Poucos sabem, nas grandes cidades, que uma saca de 60kg de soja devolve ao produtor de Mato Grosso, hoje, algo em torno de R$ 38,00, enquanto se paga por ela, no Paraná, próximo ao Porto de Paranaguá, por onde ela será enviada à Europa ou China, algo em torno de R$ 44,00. Uma diferença que chega a ser de quase 15%, em média, a menos, nas mãos do produtor mato-grossense. Tudo isso, por conta das péssimas rodovias e ferrovias, que não contam com a obrigatória atenção do governo, já há bastante tempo. Além disso, devido à precariedade da infra-estrutura viária os fertilizantes chegam ao Centro-Oeste custando até 20% mais do que no Sudeste. Devemos lembrar que os solos do Cerrado são fracos e sua capacidade produtiva se deve mais à topografia plana e extensa disponibilidade de terras, jamais à sua fertilidade. Assim, o parque produtivo do Centro-Oeste e Amazônia gasta muito mais, onerando a produção. Como a agenda de INVESTIMENTOS é dura para os agricultores, pela taxa de juros aqui praticada, fica difícil aumentar a PRODUTIVIDADE… Ou seja, por essas contas, melhor abrir mais áreas. Afinal, quem manda é a economia de escala – QUANTO MAIOR O EMPREENDIMENTO, MAIOR O RETORNO, POR CAUSA DAS PEQUENAS MARGENS DE LUCRO.

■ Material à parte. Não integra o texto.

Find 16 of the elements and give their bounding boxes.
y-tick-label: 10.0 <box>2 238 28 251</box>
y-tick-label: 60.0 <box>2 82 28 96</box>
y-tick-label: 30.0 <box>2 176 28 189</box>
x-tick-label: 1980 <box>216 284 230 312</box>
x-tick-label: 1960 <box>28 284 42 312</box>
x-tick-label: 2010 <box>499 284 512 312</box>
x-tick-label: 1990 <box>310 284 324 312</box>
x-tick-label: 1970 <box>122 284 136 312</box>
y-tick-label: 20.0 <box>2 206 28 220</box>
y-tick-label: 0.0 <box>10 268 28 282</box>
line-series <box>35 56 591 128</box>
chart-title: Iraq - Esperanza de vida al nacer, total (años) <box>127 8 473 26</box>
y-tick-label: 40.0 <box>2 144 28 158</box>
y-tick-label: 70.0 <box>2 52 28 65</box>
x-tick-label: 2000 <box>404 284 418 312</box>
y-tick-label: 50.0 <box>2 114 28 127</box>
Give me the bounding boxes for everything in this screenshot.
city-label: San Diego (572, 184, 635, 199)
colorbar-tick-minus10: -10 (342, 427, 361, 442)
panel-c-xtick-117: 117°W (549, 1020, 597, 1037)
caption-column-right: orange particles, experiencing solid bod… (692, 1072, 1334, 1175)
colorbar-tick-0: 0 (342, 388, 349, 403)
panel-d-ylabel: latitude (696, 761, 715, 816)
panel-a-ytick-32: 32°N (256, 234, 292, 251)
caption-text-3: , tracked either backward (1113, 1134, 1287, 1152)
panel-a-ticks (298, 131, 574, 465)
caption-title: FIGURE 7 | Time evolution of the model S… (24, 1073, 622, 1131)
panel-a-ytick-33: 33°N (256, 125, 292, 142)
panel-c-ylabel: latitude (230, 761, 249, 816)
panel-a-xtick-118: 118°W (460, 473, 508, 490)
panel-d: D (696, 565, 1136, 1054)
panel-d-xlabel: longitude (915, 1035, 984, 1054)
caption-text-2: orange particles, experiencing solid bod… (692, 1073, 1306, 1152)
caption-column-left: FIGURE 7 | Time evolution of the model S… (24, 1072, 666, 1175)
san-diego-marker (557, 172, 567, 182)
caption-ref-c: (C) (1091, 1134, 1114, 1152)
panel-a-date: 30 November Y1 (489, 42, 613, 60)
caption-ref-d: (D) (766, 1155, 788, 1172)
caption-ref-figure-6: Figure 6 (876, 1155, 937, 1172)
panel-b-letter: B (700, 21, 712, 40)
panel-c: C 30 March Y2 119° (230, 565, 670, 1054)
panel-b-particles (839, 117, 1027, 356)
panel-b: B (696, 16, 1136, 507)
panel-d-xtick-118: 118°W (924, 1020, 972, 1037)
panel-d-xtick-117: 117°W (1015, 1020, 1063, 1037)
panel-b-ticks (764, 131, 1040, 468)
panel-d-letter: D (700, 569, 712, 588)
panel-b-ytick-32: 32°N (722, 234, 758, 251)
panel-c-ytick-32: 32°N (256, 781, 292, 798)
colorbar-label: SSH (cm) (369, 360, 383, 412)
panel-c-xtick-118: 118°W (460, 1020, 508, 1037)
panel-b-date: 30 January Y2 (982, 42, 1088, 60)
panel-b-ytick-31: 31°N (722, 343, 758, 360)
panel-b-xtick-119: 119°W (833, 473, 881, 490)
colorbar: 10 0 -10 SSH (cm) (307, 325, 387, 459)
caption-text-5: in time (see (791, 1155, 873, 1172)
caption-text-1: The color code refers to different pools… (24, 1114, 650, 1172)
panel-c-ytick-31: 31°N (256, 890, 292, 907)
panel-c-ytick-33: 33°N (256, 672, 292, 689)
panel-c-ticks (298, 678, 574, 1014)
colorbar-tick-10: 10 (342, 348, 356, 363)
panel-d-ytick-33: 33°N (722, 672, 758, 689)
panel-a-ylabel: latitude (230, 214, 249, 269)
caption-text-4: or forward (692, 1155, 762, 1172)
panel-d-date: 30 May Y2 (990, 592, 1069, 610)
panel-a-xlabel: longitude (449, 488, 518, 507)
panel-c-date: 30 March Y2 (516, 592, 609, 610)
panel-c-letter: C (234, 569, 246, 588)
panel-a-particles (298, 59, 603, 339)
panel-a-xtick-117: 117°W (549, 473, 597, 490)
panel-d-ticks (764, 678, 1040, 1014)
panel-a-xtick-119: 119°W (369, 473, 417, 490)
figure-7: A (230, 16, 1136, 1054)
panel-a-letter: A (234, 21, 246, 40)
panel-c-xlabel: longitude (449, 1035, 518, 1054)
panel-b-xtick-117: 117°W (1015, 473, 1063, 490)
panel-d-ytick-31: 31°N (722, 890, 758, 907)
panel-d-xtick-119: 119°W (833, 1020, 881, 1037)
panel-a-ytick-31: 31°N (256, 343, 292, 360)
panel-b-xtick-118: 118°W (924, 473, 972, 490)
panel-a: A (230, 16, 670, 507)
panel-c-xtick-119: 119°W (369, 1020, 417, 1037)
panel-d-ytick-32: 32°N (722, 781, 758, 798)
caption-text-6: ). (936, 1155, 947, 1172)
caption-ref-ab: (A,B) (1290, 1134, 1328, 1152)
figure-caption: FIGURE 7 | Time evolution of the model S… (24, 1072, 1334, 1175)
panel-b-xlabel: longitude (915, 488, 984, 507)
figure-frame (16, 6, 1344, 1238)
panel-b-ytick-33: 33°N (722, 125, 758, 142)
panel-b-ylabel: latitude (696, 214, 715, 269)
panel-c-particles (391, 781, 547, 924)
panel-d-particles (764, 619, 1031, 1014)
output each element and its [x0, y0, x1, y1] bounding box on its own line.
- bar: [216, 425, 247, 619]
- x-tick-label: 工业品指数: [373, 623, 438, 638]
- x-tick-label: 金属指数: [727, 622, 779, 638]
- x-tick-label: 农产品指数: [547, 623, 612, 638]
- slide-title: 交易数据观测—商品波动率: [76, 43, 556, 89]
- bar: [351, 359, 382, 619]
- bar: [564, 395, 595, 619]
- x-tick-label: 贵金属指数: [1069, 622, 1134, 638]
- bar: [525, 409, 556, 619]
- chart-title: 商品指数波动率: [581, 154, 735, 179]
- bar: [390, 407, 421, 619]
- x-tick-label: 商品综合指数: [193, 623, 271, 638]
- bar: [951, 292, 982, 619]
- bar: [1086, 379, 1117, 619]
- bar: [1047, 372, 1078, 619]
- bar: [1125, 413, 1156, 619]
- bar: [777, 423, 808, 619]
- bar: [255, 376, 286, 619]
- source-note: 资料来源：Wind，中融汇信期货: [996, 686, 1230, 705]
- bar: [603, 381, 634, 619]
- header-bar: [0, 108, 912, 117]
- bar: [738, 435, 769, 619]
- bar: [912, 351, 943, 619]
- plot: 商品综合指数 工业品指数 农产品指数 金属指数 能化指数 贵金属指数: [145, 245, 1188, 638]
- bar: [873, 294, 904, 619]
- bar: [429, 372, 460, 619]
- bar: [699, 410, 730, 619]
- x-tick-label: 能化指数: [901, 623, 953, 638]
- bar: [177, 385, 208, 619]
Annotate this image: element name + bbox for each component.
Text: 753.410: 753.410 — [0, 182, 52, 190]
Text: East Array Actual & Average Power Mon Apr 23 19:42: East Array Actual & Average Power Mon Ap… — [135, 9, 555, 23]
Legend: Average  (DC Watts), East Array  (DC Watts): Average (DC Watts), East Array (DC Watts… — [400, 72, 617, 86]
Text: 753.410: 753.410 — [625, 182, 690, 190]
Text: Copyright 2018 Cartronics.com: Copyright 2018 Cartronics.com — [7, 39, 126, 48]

Com suas lavouras devastadas pela ausência de políticas sérias de transporte e agricultura, os produtores somente encontram uma solução para seus problemas: A DEVASTAÇÃO DAS FLORESTAS E CERRADOS. Pode-se inferir, sem dificuldades, que a adoção de políticas sérias e responsáveis de fomento à produtividade e de melhorias nas estradas e ferrovias poderia poupar o país de atacar, uma vez mais, suas florestas e cerrados, para pagar esta conta de ineficiência, ora sobre os ombros dos produtores. Ou seja, enquanto dormimos tranqüilos, pelo adiamento da votação do Código Florestal, esquecendo-nos de pressionar em outras frentes, consolida-se a devastação silenciosa, tanto de nossas florestas, quanto de nossas lavouras. Deveríamos voltar logo à discussão de nossa Lei Ambiental Maior, tendo a consciência de que o país não abrirá mão de um só hectare de seu parque produtivo atual. Mas, por outro lado, teremos que colocar o governo no seio da discussão, para que ele mostre suas intenções reais, quanto ao futuro de nossas matas e lavouras. Se abrirmos os olhos, poderemos encontrar via de compensação pela devastação já realizada e, com muito esforço, impedir que prossiga este nefasto processo de irmão destruindo irmão; cidade versus campo; ambientalistas contra ruralistas. O que queremos é um país melhor. Só que, para isso, talvez não possamos contar com nossos atuais governantes. Espero que tenhamos tempo para mudá-los.
*Orlando Graeff é engenheiro agrônomo e consultor em Meio Ambiente.